Pirvan hizo una finta hacia la izquierda, esperando atraer al menos a un hombre hacia campo abierto y crear flancos en el círculo. Quería romperlo a pesar de los cadáveres que cabía en el interior. Cuanto más tiempo estuviera allí, más atacantes podrían resguardarse detrás, ya dentro de la brecha y dispuestos a entrar en tromba en la ciudadela a la menor oportunidad.

Nadie mordió su cebo, pero alguien pasó corriendo junto él por la derecha, recto hacia el circulo. El corredor —no, la corredora— tropezó, recuperó el equilibrio y se arrojó contra la punta de una espada y de una lanza al mismo tiempo.
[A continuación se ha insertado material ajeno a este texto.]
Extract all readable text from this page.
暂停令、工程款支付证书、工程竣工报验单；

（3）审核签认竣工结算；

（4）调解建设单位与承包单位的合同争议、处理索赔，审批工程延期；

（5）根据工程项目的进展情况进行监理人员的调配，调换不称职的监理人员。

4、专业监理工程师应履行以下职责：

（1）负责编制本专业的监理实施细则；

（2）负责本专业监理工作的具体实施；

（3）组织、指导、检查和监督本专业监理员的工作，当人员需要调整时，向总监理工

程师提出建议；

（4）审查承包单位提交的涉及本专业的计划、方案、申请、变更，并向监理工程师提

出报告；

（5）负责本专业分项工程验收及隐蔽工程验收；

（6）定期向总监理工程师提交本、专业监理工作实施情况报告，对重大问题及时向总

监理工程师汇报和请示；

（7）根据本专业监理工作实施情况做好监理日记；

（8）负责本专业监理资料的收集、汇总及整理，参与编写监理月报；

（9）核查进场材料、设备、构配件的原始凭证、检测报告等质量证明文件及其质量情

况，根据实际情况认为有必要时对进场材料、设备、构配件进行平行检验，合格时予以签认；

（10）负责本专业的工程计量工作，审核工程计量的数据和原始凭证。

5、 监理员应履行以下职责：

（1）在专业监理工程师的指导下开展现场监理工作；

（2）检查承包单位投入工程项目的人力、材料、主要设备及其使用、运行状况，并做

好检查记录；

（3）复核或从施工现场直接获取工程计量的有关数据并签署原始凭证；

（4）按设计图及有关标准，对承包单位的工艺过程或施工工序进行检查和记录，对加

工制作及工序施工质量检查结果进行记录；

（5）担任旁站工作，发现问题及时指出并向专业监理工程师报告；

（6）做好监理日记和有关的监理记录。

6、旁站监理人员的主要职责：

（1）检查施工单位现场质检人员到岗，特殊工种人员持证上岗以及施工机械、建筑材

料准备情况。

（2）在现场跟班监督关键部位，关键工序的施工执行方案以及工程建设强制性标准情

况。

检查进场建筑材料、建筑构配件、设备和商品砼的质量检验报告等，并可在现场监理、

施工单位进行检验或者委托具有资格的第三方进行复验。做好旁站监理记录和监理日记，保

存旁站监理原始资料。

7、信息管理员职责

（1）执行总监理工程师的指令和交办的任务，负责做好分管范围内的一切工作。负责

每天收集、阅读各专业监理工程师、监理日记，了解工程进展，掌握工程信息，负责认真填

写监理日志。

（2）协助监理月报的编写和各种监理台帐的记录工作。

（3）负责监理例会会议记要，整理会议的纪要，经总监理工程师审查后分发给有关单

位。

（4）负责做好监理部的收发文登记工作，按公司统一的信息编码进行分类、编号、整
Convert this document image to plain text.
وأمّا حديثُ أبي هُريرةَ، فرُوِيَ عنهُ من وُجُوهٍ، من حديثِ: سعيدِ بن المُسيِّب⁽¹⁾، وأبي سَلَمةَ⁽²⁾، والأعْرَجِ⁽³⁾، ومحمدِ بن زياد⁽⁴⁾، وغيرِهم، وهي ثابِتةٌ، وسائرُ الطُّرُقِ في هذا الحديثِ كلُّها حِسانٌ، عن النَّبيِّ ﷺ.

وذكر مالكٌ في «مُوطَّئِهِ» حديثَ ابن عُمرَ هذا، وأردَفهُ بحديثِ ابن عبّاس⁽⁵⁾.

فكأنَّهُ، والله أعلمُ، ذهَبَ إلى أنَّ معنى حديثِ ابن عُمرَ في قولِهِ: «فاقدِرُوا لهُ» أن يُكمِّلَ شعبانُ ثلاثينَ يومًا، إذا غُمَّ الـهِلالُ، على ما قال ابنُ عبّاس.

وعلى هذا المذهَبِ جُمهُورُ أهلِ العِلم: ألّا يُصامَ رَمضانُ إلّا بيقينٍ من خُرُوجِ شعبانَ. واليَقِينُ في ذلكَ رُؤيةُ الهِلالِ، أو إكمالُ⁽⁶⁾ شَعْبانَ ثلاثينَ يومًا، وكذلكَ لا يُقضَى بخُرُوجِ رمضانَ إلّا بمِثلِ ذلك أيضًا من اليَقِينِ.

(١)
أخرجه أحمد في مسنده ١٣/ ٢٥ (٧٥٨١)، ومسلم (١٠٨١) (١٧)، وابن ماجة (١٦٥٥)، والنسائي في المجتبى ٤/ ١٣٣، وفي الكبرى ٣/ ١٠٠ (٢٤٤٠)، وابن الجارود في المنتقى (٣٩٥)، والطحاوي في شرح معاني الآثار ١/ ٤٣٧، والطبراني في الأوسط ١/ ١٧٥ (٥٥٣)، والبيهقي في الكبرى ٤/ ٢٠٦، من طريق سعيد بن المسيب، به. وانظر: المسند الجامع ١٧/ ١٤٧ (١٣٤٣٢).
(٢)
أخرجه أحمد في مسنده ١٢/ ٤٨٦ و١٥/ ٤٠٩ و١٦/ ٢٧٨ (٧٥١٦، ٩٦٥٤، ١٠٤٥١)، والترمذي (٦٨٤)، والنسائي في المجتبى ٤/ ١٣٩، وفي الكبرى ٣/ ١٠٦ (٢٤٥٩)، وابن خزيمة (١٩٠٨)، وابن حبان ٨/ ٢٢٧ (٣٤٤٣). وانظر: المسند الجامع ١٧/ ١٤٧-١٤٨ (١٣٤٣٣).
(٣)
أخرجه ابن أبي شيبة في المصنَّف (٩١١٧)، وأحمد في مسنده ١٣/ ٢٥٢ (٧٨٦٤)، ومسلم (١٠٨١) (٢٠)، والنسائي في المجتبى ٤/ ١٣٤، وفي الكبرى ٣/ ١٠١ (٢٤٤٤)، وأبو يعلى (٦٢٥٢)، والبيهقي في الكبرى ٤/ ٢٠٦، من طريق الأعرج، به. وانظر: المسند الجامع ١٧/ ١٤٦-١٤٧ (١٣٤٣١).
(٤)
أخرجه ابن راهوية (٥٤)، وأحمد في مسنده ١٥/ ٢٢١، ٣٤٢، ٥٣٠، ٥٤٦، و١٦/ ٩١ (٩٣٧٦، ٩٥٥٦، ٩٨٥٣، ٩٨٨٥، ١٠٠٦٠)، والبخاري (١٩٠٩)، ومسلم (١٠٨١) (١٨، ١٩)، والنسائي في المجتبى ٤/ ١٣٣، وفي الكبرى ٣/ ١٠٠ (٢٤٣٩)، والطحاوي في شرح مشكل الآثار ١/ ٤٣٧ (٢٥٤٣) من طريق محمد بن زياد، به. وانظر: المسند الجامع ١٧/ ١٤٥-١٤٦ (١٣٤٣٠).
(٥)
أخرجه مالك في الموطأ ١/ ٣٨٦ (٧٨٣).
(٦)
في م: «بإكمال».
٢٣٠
Pirvan no cuestionó el regalo de una heroína. Se abalanzó sobre los dos hombres cuyas armas estaban ocupadas y les cortó a uno el cuello y a otro la cara. El hueco del círculo se ensanchó. Pirvan arremetió por allí, saltando sobre el cadáver de sir Esthazas para atacar a los hombres que tenía a ambos lados.

Aquellos hombres murieron con el acero clavado por delante y por detrás, ya que el resto de los combatientes de Pirvan trepaban por los cascotes y arrollaban a los atacantes que había en ellos. Sólo cuando no quedó un atacante vivo en la parte interior de los cascotes Pirvan tuvo tiempo de mirar a la mujer que había dado su vida por contener la incursión.

Más tarde se extrañó de haberse sorprendido al ver a Tulia. Sólo un poco de polvo y un hilito de sangre que manaba por su boca desfiguraban su rostro, por lo demás tan hermoso en la muerte como lo fuera en vida.

La sorpresa pasó. Su lugar lo ocupó la rabia. Si Pirvan hubiera estado rodeado por cincuenta hombres, los habría partido en dos sin pensárselo. Si pudiera convertir los cascotes de la brecha en lava fundida y verterla sobre los atacantes que se retiraban, habría cantando un himno a la victoria lo bastante alto para ahogar los alaridos de los moribundos.

Después fue consciente de que alguien gritaba realmente, mucha gente, a juzgar por el ruido. Pero no en aquella brecha. En la dirección, pero también más allá, de la brecha mayor.

Pirvan se volvió y ya movía los pies antes de que sus ojos le informaran de lo que veían. Lo único que podía pensar era que el enemigo había forzado la brecha mayor y a Belkuthas sólo le quedaban unos instantes de vida.

Si ése era el caso, a él no le quedaba mucho más. Esperaba que Tulia hubiera muerto por una razón mejor que pasarle a él ese deber. Lo habría considerado su deber igualmente, con ella viva o muerta.